Clan divides are neither evil nor good, but neutral and natural social setting, prevalent in all societies and particularly among Muslims where family values are very strong. A true genealogy through one’s paternity is an indication of family sanctity and compliance with desired Islamic values. This neutral entity could be utilized either positively or destructively. The policy of ridiculing clanism was utilized by the earlier Somali nationalists and the successive Somali policy makers to promote nationalism and foster national unity. As a result, clanism was singled out as the “Cancer of Somali State” and gradually was
positioned at the top of the national agenda. It was portrayed as incurable, pervasive and inescapable wrath that divide amicable and neighbourly Somali communities. The implications of such perception are very severe: it essentially leads to one of the two deterministic extremes. The nation-state has either to develop a policy of “eliminating tribalism” (dabar-goynta”) entirely or to surrender to it, leaving the nation to die from that incurable disease. This means that the state can no longer live with the spreading cancer. It is a situation of “wait for death” that looms on the horizon.

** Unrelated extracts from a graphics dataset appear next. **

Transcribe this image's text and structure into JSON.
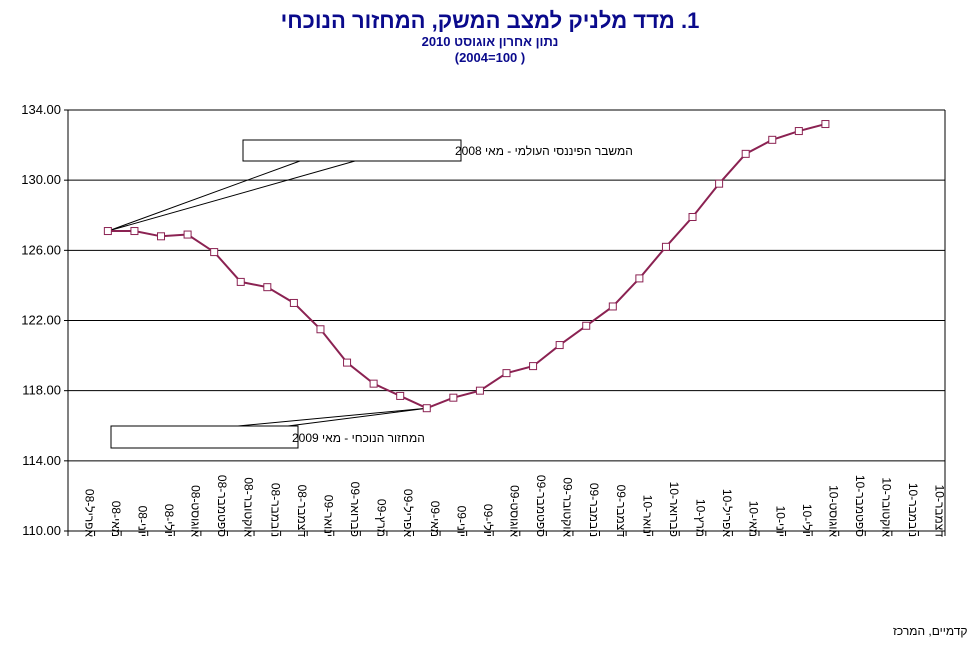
{
  "chart_data": {
    "type": "line",
    "title": "1.  מדד מלניק למצב המשק, המחזור הנוכחי",
    "subtitle": "נתון אחרון אוגוסט 2010",
    "subtitle2": "(2004=100 )",
    "ylim": [
      110,
      134
    ],
    "yticks": [
      "110.00",
      "114.00",
      "118.00",
      "122.00",
      "126.00",
      "130.00",
      "134.00"
    ],
    "categories": [
      "אפריל-08",
      "מאי-08",
      "יוני-08",
      "יולי-08",
      "אוגוסט-08",
      "ספטמבר-08",
      "אוקטובר-08",
      "נובמבר-08",
      "דצמבר-08",
      "ינואר-09",
      "פברואר-09",
      "מרץ-09",
      "אפריל-09",
      "מאי-09",
      "יוני-09",
      "יולי-09",
      "אוגוסט-09",
      "ספטמבר-09",
      "אוקטובר-09",
      "נובמבר-09",
      "דצמבר-09",
      "ינואר-10",
      "פברואר-10",
      "מרץ-10",
      "אפריל-10",
      "מאי-10",
      "יוני-10",
      "יולי-10",
      "אוגוסט-10",
      "ספטמבר-10",
      "אוקטובר-10",
      "נובמבר-10",
      "דצמבר-10"
    ],
    "series": [
      {
        "values": [
          null,
          127.1,
          127.1,
          126.8,
          126.9,
          125.9,
          124.2,
          123.9,
          123.0,
          121.5,
          119.6,
          118.4,
          117.7,
          117.0,
          117.6,
          118.0,
          119.0,
          119.4,
          120.6,
          121.7,
          122.8,
          124.4,
          126.2,
          127.9,
          129.8,
          131.5,
          132.3,
          132.8,
          133.2,
          null,
          null,
          null,
          null
        ],
        "color": "#8b2252"
      }
    ],
    "annotations": [
      {
        "text": "המשבר הפיננסי העולמי  - מאי 2008",
        "target_category": "מאי-08"
      },
      {
        "text": "המחזור הנוכחי  - מאי 2009",
        "target_category": "מאי-09"
      }
    ],
    "grid": true,
    "footer": "פרופ' רפי מלניק, המשנה לנשיא לעניינים אקדמיים, המרכז"
  }
}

This article argues that political clanism was socially constructed by colonial scholars and administrators during the formation of the Somali state by adopting Italian multi-party electoral system. Gradually, it became an inescapable nest praying every Somali politician and putting him into a cage of clannish realm. Moreover, it was used by politicians as a scapegoat that gradually ingrained in the physic of the people since 1950s. In the academia, scholars like I. M. Lewis and Said Samatar advocated to consider primordialism as the contagious virus to be blamed for most Somalis illness. This view point is lucidly expressed by Prof. Said Samatar who wrote ““Somali polity is shaped by a single, central principle that overrides all others, namely the phenomenon that social anthropologists call “the segmentary lineage system” . Though national politicians were overtly advocating against clannism, nonetheless, in the seasons of political elections, political clanism was the only means to actively participate in the political leadership of the country. It was and remains so because Somali political culture is based n imperativeness of clan affiliation, its commercialization and nepotism.
In the period of the military coup and “revolution” of
1969, tough nationalist programs designed to curb clanism were undertaken with revolutionary fervour, enthusiasm and high commitment. Nevertheless, these programs did not produce much change to the chronic clannish political culture. Instead, they provoked radicalization of clanism and produced clan- based armed factions and clan-based state institutions by 1980s. The armed showdown finally brought about the total collapse of the state in 1991. Since then, Somalis has failed to glean pieces of the scattered and embattled nation and to reconstitute their national state. Moreover, during prolonged civil war, the country was divided into clannish ghettos under the control of the notorious warlords besides clan based administrations in Puntland and Somaliland.
This short historical analysis of the effects of Somali clanism shows that criminalization of the clan factor does help us at all. We need to move beyond and find out how we can challenge the awkward situation that we are in. Pragmatically, without political clanism (politics based on clans) there are no criteria for acceptable power sharing criteria for Somalia. And, without that there is no apparent solution to current political impasse. Concluding my contribution, I think that relevant questions to be discussed are what is the best approach to deal with this situation? Let us think objectively and find out the best option for Somalia to survive and thrive with these clans and their clan sentiment remaining and roaming.